I remember being in high school about (gasp)15 years ago. I had on shorts that were about an inch too short (but perfectly acceptable to my parents before I left the house). One of the assistant principals saw me and put me in ISS until my mother could bring me something else to wear. I was an honor student and a freshman and I was scared to be in ISS with all the misfits (turned out I learned they really weren’t that bad). But the funny thing is my mother brought my clothes to me and made me change. Then she let the principal have it because I was missing trigonometry and some other high level classes because I lacked an inch of material. Of course she did all this out of earshot of me – she wasn’t going to berate the principal in front of me for respect reasons. But she was right – I should have remained in class til she could get there with my clothes.
So it sounds like you and his school did the right thing (allowing the exception). It was probably a good learning experience for your son.

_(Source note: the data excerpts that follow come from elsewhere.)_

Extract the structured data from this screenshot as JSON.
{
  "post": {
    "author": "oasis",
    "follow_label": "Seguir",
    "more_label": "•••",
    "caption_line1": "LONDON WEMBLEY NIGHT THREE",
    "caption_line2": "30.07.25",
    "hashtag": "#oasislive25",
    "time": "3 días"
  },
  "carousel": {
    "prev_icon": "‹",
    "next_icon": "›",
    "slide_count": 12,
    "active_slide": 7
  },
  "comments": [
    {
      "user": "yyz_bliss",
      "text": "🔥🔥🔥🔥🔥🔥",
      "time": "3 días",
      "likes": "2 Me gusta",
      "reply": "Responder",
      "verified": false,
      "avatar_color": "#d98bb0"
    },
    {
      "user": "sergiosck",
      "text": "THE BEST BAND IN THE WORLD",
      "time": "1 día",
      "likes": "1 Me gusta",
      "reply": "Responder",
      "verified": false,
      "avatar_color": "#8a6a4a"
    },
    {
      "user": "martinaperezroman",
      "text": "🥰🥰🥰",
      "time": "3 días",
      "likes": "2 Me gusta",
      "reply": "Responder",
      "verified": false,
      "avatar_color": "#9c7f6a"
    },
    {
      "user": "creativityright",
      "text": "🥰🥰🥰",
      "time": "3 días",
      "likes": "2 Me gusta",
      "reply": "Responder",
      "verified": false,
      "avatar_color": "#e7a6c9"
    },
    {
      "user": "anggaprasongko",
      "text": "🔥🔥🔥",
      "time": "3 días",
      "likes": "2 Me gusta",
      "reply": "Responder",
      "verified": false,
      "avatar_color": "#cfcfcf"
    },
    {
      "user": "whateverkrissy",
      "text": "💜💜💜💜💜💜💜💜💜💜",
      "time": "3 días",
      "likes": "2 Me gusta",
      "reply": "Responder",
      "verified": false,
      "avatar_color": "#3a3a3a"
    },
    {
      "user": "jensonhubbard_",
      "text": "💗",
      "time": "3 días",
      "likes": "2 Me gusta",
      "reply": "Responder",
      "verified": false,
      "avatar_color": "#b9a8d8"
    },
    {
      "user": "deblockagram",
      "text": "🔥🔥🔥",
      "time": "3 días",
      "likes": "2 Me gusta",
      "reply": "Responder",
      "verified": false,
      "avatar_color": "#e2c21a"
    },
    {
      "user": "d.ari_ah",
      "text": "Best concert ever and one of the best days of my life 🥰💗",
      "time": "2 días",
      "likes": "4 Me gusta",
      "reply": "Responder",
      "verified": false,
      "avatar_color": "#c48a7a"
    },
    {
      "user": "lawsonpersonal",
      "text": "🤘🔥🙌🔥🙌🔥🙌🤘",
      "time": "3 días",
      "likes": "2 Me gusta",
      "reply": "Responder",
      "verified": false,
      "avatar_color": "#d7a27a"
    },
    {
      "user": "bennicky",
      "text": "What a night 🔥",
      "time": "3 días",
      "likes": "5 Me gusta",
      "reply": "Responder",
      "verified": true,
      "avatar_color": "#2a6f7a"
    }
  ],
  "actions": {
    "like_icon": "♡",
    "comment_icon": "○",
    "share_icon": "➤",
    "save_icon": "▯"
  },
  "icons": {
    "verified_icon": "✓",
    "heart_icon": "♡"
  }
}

September 15th, 2008 at 11:50 pm
I forget my badge for work once in a while. If I dont leave it in the same place every night like you told your son to do I forget it. Only you can answer if it was too hard ass, but you do seem like one. Forgetting things isn’t proof of irresponsibility. Get him in to the habit of doing things organized at night. My daughter is 11 and I checklist her every night. A couple of years of that and it will become part of her process. Just telling kids at this age isn’t enough. You have to follow through and make sure they do as you ask. Middle school is probably to young for consequences on this. Help on developing habits is probably better. You can’t expect to tell you son something and have him get it on the first couple tries. If he acted like a responsible adult he would forget it once in a while and turn his own car around to get it… or check the coffee pot… or see if the garage was closed… or put on a bra. Hey, you asked.
September 29th, 2008 at 8:20 am
Well this is a tough one for me. Last week, I got so furious at my son because he forgot his metro card (bus fare card)and his wallet. I literally refused to give him any money and told him to fend for himself. This is a pattern with him. So what happened? He got a ride with someone’s parent. Not the best lesson because he got door to door transportation as opposed to sitting on a bus for 45 minutes.
This morning he did the same thing…forgot the wallet, the pass and his phone. I had to get to work and I said no way am I taking you back home. This time I gave him 8 quarters and said you’re paying me back tonight. In the interim he called my husband (the softy) and my husband drove to the school with his phone and wallet…so basically he bailed him out. Part of my feels if we bail him out every time he’ll never learn. The other part of me is coming to the realization that my son (who has been forgetting his lunch since kindegarten) is not going to change no matter how hard a line we tow.
I guess I haven’t answered the question directly. I think it just depends on your kid and if you really think he’s going to learn…if not…..is it really worth the stress?